Читать «Докер» онлайн - страница 345

Георгий Константинович Холопов

Свирь уже была скована льдом, и катера, баркасы, самоходные баржи, застигнутые внезапно ударившими морозами, с трудом ломая лед, пробирались из Ладоги на зимнюю стоянку. А стоянки здесь всюду, как на реках Свирь и Паша, так и на каналах и протоках, окружающих Нижнюю Свирицу.

Пока меняли лошадь, я сидел у комбата Шумейко.

Комбат ухитрялся беседовать со мной и одновременно говорить по телефону с ротами. Вдруг он протянул мне трубку:

— Послушайте! Поет Дорош!

Беру трубку… и ушам своим не верю! В трубке поют:

А я піду в сад зелений, В сад криниченьку копать.

Я с удивлением посмотрел на Шумейко.

Он рассмеялся:

— Стоят далеко, скучновато одним, вот и забавляет бойцов — своих и тыловых рот — песнями. Знает их — пропасть!

— Как далеко его рота?

— Да километров тридцать будет от нас.

Рота стоит от КП батальона… в тридцати километрах? Я сперва этому не поверил. Но Шумейко развернул передо мной карту. Я поразился. Ни в одной из войн, пожалуй, еще не бывало такого. Обычно роты стоят где-то рядом с КП батальона. Один-два километра — от силы! Как исключение, могли стоять и несколько дальше. Но тридцать километров?!

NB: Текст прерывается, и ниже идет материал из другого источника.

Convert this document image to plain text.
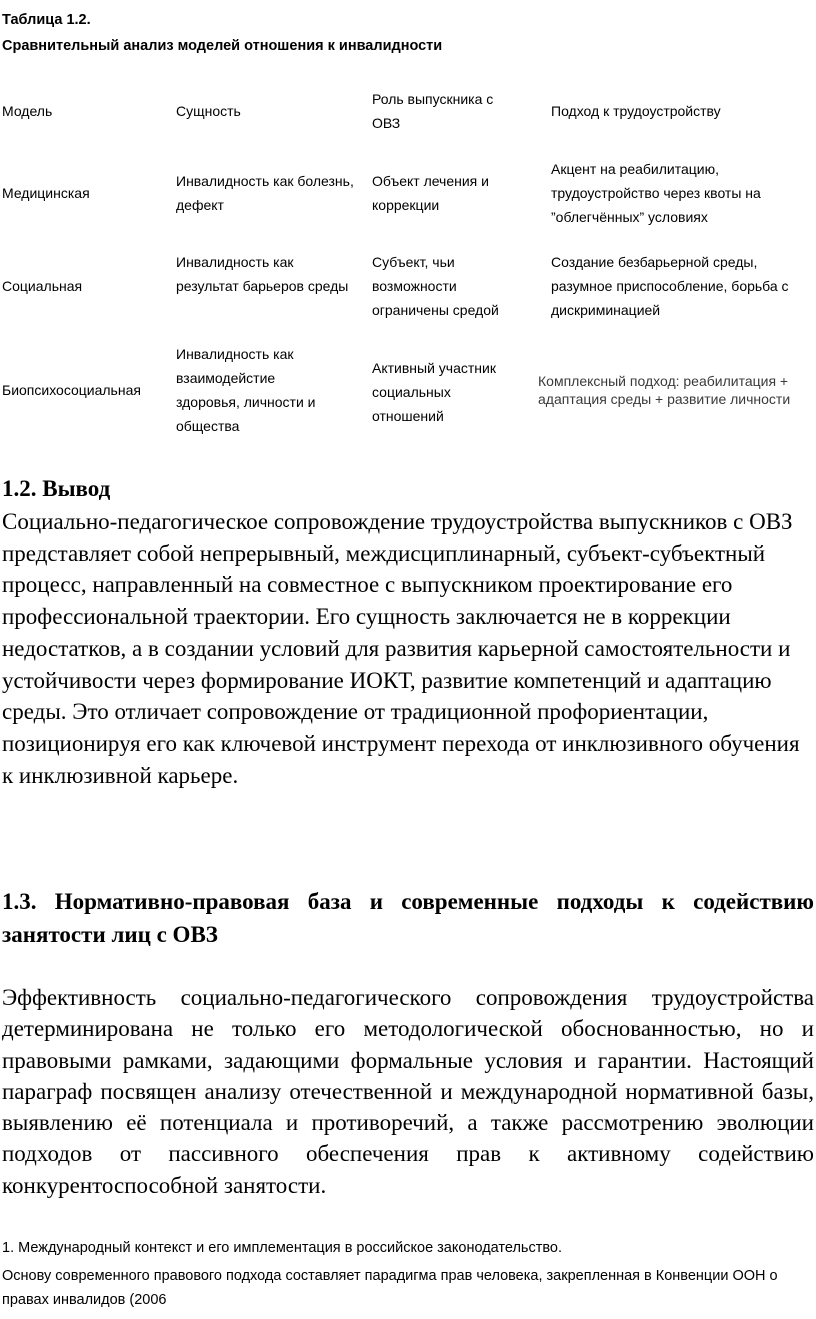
Таблица 1.2.
Сравнительный анализ моделей отношения к инвалидности
Модель	Сущность
Роль выпускника с ОВЗ
Подход к трудоустройству
Медицинская
Инвалидность как болезнь, дефект
Объект лечения и коррекции
Акцент на реабилитацию, трудоустройство через квоты на ”облегчённых” условиях
Социальная
Инвалидность как результат барьеров среды
Субъект, чьи возможности ограничены средой
Создание безбарьерной среды, разумное приспособление, борьба с дискриминацией
Биопсихосоциальная
Инвалидность как взаимодейстие здоровья, личности и общества
Активный участник социальных отношений
Комплексный подход: реабилитация + адаптация среды + развитие личности
1.2. Вывод
Социально-педагогическое сопровождение трудоустройства выпускников с ОВЗ представляет собой непрерывный, междисциплинарный, субъект-субъектный процесс, направленный на совместное с выпускником проектирование его профессиональной траектории. Его сущность заключается не в коррекции недостатков, а в создании условий для развития карьерной самостоятельности и устойчивости через формирование ИОКТ, развитие компетенций и адаптацию среды. Это отличает сопровождение от традиционной профориентации, позиционируя его как ключевой инструмент перехода от инклюзивного обучения к инклюзивной карьере.
1.3. Нормативно-правовая база и современные подходы к содействию занятости лиц с ОВЗ
Эффективность социально-педагогического сопровождения трудоустройства детерминирована не только его методологической обоснованностью, но и правовыми рамками, задающими формальные условия и гарантии. Настоящий параграф посвящен анализу отечественной и международной нормативной базы, выявлению её потенциала и противоречий, а также рассмотрению эволюции подходов от пассивного обеспечения прав к активному содействию конкурентоспособной занятости.
1. Международный контекст и его имплементация в российское законодательство.
Основу современного правового подхода составляет парадигма прав человека, закрепленная в Конвенции ООН о правах инвалидов (2006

Я снова прижал к уху трубку и услышал голос с хрипотцой:

— А теперь, хлопцы, антракт. Завтра будет гармонь.

Я вернул трубку Шумейко. Он сказал:

— Да, наш Кирилл один среди болот. «Пятачок» его — аванпост перед нашей обороной на Свири. Трудненько иногда приходится Дорошу, но такой за себя постоит. Я за него спокоен.

О Кирилле Дороше мне в Доможирове подробно рассказал командир 3-й морбригады Александр Петрович Рослов. Комбрига я знал с первых дней войны. Это был храбрый и умный командир. Моряки-балтийцы в нем души не чаяли. Рослов всегда появлялся на самом опасном участке, всегда во весь рост, спокойный, рассудительный, одним своим присутствием вдохновляя моряков в бою.

Скупой на похвалу, Рослов горячо отозвался о Дороше:

— Имя Дороша у нас стало широко известно в дни отступления, в сентябре. Соверши Дорош свои подвиги не при отходе от Тулоксы на Свирь, а несколько позже, его, быть может, особенно и не заметили бы; вскоре наши балтийцы закалились в боях, и героические подвиги потом уже не являлись редкостью. Но это было еще в начале сентября, когда всюду и всем было тяжело — на всем советско-германском фронте! — и в особенности, как вы знаете, у нас, в Карелии. Седьмая Отдельная армия, рассеченная противником на две части, отступала на север — к Медвежьегорску, и на юг — к Свири. Никогда мне не забыть этих дней, не вычеркнуть из памяти многокилометровых маршей, изматывающих лесных боев, холода и голода.

В те дни командир взвода главстаршина Кирилл Дорош собрал самых отчаянных и храбрых матросов, которых знал по Кронштадту или с которыми подружился на фронте, и со своим обновленным, пополненным подразделением прикрывал отход морбригады на Свирь.

Дорошевцы называли себя «бессмертными» — они выходили из любой, самой тяжелой переделки. Прикрывая бригаду, «бессмертные» попутно собирали в лесах раненых и отставших, хоронили погибших, выручали из окружения попавших в беду, подбирали брошенное оружие, и к моменту прихода бригады на Свирь взвод Дороша, выросший до роты, стал едва ли не самым боеспособным среди других подразделений бригады. У него чуть ли не все коммунисты и комсомольцы!